Absence of leader in Libyan events could lead to civil war
Azerbaijan, Baku, Feb. 28 / Trend A.Tagiyeva /
Head of the Egyptian Al-Ahram Center for Political and Strategic Studies (ACPSS) Yousri Ezbawi believes unlike the revolutions in Tunisia and Egypt, where was a definite leader, the Libyan developments lack a leader, which would eventually lead to a civil war.
"The main problem in the Libyan developments is the lack of a certain leader," Ezbawi told Trend over the telephone from Cairo.
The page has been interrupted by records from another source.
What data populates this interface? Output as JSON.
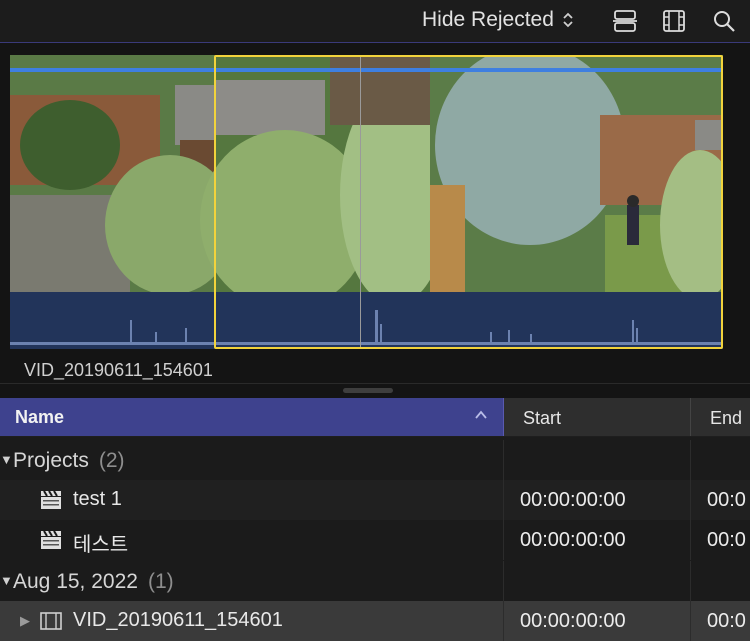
{
  "toolbar": {
    "filter_label": "Hide Rejected",
    "icons": [
      "chevron-updown-icon",
      "clip-appearance-icon",
      "filmstrip-icon",
      "search-icon"
    ]
  },
  "browser": {
    "clip_name": "VID_20190611_154601",
    "colors": {
      "selection": "#f2d33c",
      "progress": "#3e7fe0",
      "audio": "#22345a"
    }
  },
  "columns": {
    "name": "Name",
    "start": "Start",
    "end": "End"
  },
  "groups": [
    {
      "label": "Projects",
      "count": "(2)",
      "items": [
        {
          "name": "test 1",
          "start": "00:00:00:00",
          "end": "00:0"
        },
        {
          "name": "테스트",
          "start": "00:00:00:00",
          "end": "00:0"
        }
      ]
    },
    {
      "label": "Aug 15, 2022",
      "count": "(1)",
      "items": [
        {
          "name": "VID_20190611_154601",
          "start": "00:00:00:00",
          "end": "00:0"
        }
      ]
    }
  ]
}
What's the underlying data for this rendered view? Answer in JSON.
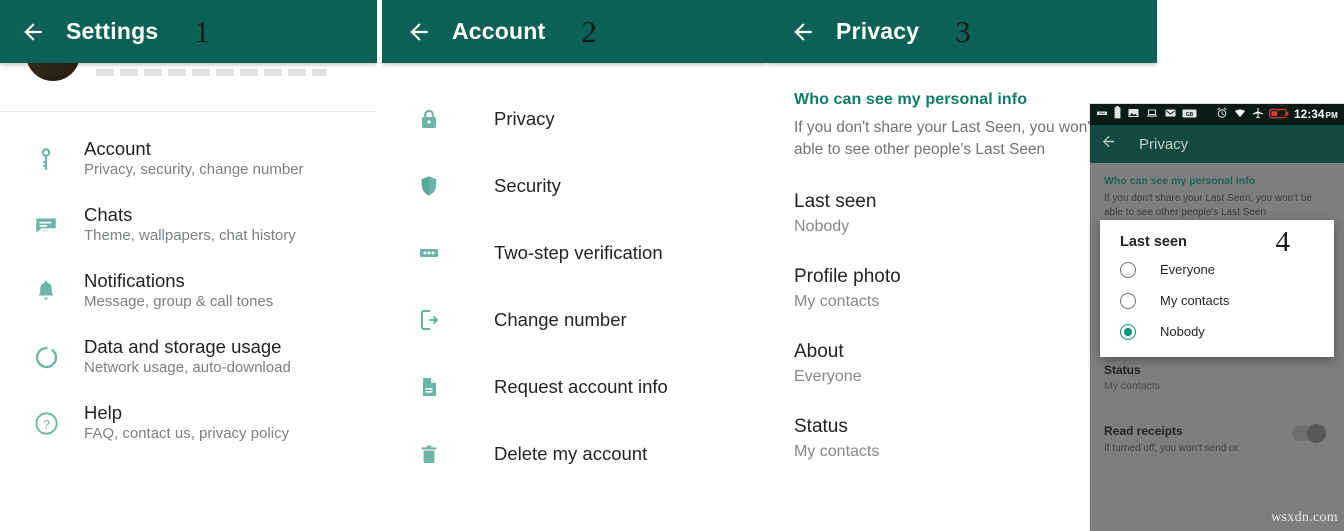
{
  "panels": {
    "settings": {
      "title": "Settings",
      "step": "1",
      "back_icon": "back-arrow-icon",
      "items": [
        {
          "icon": "key-icon",
          "title": "Account",
          "subtitle": "Privacy, security, change number"
        },
        {
          "icon": "chat-icon",
          "title": "Chats",
          "subtitle": "Theme, wallpapers, chat history"
        },
        {
          "icon": "bell-icon",
          "title": "Notifications",
          "subtitle": "Message, group & call tones"
        },
        {
          "icon": "data-icon",
          "title": "Data and storage usage",
          "subtitle": "Network usage, auto-download"
        },
        {
          "icon": "help-icon",
          "title": "Help",
          "subtitle": "FAQ, contact us, privacy policy"
        }
      ]
    },
    "account": {
      "title": "Account",
      "step": "2",
      "items": [
        {
          "icon": "lock-icon",
          "label": "Privacy"
        },
        {
          "icon": "shield-icon",
          "label": "Security"
        },
        {
          "icon": "dots-icon",
          "label": "Two-step verification"
        },
        {
          "icon": "phone-out-icon",
          "label": "Change number"
        },
        {
          "icon": "document-icon",
          "label": "Request account info"
        },
        {
          "icon": "trash-icon",
          "label": "Delete my account"
        }
      ]
    },
    "privacy": {
      "title": "Privacy",
      "step": "3",
      "section_header": "Who can see my personal info",
      "section_desc": "If you don't share your Last Seen, you won't be able to see other people's Last Seen",
      "items": [
        {
          "title": "Last seen",
          "value": "Nobody"
        },
        {
          "title": "Profile photo",
          "value": "My contacts"
        },
        {
          "title": "About",
          "value": "Everyone"
        },
        {
          "title": "Status",
          "value": "My contacts"
        }
      ]
    },
    "phone": {
      "statusbar": {
        "icons": [
          "dots-icon",
          "battery-icon",
          "image-icon",
          "laptop-icon",
          "gmail-icon",
          "gb-icon",
          "alarm-icon",
          "wifi-icon",
          "airplane-icon",
          "battery-low-icon"
        ],
        "clock": "12:34",
        "meridiem": "PM"
      },
      "title": "Privacy",
      "section_header": "Who can see my personal info",
      "section_desc": "If you don't share your Last Seen, you won't be able to see other people's Last Seen",
      "dialog": {
        "step": "4",
        "title": "Last seen",
        "options": [
          {
            "label": "Everyone",
            "selected": false
          },
          {
            "label": "My contacts",
            "selected": false
          },
          {
            "label": "Nobody",
            "selected": true
          }
        ]
      },
      "below": [
        {
          "title": "Status",
          "value": "My contacts"
        }
      ],
      "read_receipts": {
        "title": "Read receipts",
        "desc": "If turned off, you won't send or",
        "toggle_on": false
      }
    }
  },
  "watermark": "wsxdn.com",
  "colors": {
    "appbar_green": "#0c6157",
    "icon_green": "#6cb5a4",
    "accent_teal": "#0f7c66",
    "radio_on": "#00937a"
  }
}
Protest actions in the Libyan provinces demanding Gaddafi's resignation and all senior officials have been continuing since Feb. 15. The country's authorities suppressed the demonstration. During the suppression of mass demonstrations in the Libyan city of Benghazi, 560 people were killed, while more than 4,000 people were injured. Officially, authorities confirm the death of only 84 persons.
The impetus for the demonstrations in Libya was the development in the neighboring Arab countries. Demonstrations and rallies led to a power change in Egypt and Tunisia.
On Feb.27, the rebels in Libya have announced that they have chosen Libya's former Justice Minister Mustafa Mohamed Abdel-Jalil as their leader. Abdel-Jalil resigned from his post at early days of demonstrations in protest against the violence used against demonstrators.
Ezbawi said the country will face a civil war following Gaddafi's fall, as a lot of candidates will appear for the presidency of the country.
"Because of the absence of a certain leader chaos will arose, and then followed by a civil war," he said.
Ezbawi believes for Libya, as a country whose population still adheres to the tribal kinship system, will be much harder to choose a single leader and head of state.
Ezbavi said that another disadvantage of the lack of leadership is that it creates a fertile ground for intervention of other countriesin Libya.
"The U.S. and West will use this situation as an opportunity to achieve their goals in the region," he stressed.